= Margaret of Trent =

Companion of Fra Dolcino of Novara (d. 1307)

Margaret of Trent (died 1 June 1307) was the companion of Fra Dolcino of Novara, leader of the heretical New Apostles, from at least December 1303 until her death. She was a native of Trent or possibly Arco.

In a deposition taken in Bologna on 22 September 1304, Rolandino, one of the Apostles, described Margaret as from Trent and a companion of Dolcino for the past year. In 1302–1303, according to Rolandino, Dolcino had been accompanied on his preaching tour of the Trentino by Cara da Modena, a woman and fellow preacher. In Dolcino's second letter of December 1303, however, he lists the leaders of his movement in order of precedence with himself first as rector (leader) and his sister Margaret second as "his beloved above all". They are followed by the brothers Longino da Bergamo, Alberto da Cimego, Baldrico da Brescia and Federico Grampa di Novara. The same hierarchy is described as current by Rolandino in his deposition.

Margaret's rise to prominence appears to have been rapid, given the presence of another woman, Cara, beside Dolcino earlier in the year. It is not known if the choice of a woman as his companion had significance to the movement or was merely coincidental. No other women leaders are known among the Apostles. In his writings, the inquisitor Bernard Gui accuses Margaret of being Dolcino's concubine (amasia), but his accusation is of little worth on its own. He also calls Margaret "his partner in crime and heresy" and a "mischievous woman". He admits that Dolcino denies any physical relationship, claiming that he treated Margaret "in the manner of a sister in Christ, modestly and honestly". According to Gui, when Margaret became pregnant Dolcino claimed that she was impregnated by the Holy Spirit. Gui heightens the implausibility of Dolcino's claim by describing Margaret, in Italian in an otherwise Latin text, as "the beauty" (la bella), a description picked up by the anonymous Historia fratris Dulcini and by Benvenuto da Imola, who writes of her "immense beauty".

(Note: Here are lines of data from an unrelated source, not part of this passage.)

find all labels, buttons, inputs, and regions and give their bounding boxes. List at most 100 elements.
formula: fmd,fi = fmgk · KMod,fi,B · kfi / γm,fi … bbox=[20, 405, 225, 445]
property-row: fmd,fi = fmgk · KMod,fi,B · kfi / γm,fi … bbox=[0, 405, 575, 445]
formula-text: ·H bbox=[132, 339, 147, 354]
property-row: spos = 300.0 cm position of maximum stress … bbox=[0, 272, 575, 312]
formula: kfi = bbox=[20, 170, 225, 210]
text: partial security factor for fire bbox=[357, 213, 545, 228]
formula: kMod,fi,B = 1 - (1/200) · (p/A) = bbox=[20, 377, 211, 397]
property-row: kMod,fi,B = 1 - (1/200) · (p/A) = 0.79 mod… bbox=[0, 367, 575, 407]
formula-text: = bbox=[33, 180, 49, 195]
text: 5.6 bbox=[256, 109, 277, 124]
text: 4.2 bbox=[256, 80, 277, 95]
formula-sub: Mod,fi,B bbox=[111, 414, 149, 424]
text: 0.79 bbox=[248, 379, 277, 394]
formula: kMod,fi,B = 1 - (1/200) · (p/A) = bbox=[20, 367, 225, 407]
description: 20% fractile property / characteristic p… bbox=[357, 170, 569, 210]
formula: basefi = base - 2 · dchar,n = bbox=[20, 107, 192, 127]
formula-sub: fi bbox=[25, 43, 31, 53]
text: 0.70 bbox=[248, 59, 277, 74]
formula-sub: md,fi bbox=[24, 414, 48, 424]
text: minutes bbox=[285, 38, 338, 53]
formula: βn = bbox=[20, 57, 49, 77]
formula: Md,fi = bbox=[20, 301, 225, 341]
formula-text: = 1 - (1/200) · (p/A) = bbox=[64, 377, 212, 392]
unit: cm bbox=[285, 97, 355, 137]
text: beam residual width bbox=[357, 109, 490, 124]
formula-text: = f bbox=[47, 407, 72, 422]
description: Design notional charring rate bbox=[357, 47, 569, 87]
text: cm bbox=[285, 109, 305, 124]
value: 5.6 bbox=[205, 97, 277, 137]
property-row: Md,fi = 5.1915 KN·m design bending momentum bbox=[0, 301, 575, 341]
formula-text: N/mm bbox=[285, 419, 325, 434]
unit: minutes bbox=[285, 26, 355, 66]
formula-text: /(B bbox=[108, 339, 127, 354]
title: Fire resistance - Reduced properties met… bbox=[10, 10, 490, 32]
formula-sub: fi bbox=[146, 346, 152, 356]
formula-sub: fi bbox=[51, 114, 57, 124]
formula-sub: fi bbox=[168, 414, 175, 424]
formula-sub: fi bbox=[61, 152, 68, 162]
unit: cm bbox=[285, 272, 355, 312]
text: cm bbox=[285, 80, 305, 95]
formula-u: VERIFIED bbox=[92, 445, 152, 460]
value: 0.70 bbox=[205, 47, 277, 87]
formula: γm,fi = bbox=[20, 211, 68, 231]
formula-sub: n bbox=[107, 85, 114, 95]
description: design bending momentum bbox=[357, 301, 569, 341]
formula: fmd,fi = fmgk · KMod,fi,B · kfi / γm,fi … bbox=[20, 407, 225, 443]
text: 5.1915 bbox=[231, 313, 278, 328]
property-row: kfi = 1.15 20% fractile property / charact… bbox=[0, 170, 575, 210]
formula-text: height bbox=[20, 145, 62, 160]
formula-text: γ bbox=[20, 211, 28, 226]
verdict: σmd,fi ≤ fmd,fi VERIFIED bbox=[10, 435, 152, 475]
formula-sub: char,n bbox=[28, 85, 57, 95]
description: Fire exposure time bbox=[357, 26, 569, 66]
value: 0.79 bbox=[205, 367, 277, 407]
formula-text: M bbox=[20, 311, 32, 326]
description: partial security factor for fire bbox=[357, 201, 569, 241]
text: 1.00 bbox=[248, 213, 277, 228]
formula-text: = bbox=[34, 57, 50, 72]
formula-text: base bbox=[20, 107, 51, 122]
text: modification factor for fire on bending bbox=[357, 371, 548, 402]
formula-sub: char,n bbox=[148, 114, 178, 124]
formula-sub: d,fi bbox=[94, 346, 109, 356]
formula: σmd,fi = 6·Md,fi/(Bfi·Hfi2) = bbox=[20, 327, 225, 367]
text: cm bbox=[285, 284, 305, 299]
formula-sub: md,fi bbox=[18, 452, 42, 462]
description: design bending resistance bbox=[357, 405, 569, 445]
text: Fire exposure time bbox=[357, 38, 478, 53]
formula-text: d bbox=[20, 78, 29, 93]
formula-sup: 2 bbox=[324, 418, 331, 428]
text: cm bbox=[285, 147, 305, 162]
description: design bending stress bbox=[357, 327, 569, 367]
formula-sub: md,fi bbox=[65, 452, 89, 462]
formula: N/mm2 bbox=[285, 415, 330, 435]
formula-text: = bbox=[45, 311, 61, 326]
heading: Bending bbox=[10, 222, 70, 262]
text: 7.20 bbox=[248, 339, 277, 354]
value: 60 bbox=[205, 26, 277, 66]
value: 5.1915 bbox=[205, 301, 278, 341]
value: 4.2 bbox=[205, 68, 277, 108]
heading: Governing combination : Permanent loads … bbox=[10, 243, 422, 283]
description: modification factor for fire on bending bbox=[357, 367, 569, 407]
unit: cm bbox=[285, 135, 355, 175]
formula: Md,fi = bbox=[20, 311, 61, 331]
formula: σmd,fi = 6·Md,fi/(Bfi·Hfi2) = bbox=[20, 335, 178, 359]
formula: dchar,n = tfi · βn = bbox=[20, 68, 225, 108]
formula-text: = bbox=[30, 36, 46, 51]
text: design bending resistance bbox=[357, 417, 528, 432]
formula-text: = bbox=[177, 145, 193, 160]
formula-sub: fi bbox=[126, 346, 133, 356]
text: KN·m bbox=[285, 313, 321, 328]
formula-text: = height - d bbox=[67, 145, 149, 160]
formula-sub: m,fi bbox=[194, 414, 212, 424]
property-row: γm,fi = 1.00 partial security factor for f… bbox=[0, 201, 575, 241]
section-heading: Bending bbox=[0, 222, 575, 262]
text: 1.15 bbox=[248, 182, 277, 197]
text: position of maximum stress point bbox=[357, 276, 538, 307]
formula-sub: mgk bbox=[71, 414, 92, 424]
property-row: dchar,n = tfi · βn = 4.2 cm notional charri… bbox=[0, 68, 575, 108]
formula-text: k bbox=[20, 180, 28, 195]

In 1306, Pope Clement V declared a crusade against the followers of Fra Dolcino, who took refuge in the Val Sesia. On 23 March 1307, Raniero Avogadro, bishop of Vercelli, led the final attack on the New Apostles. Dolcino, Margaret and Longino were captured. They were brought to Biella on 25 March. After a secular trial by a council of wise men, according to the Historia fratris Dulcini, they were burned at the stake on the banks of the Cervo near Vercelli on 1 June 1307. Margaret was burned first before Dolcino's eyes. Gui gives a slightly different account. He has Margaret torn to pieces before Dolcino's eyes before the latter met the same fate. Their dismembered corpses were then cremated.

On 31 December 1332, Margaret's brother Boninsegna, son of Oddorico da Arco, a nobleman, testified that about 28 years earlier his sister and four other young women along with several young men had joined the New Apostles and died at the stake. But two years earlier, according to Boninsegna, he had learned that she was alive and living in Vicenza under the name Maria. She had been imprisoned for three years, released by the Inquisition, married and had a fifteen-year-old son. There is no other source that mentions Margaret's survival and it is likely that the story of her escape was concocted to posthumously rehabilitate her.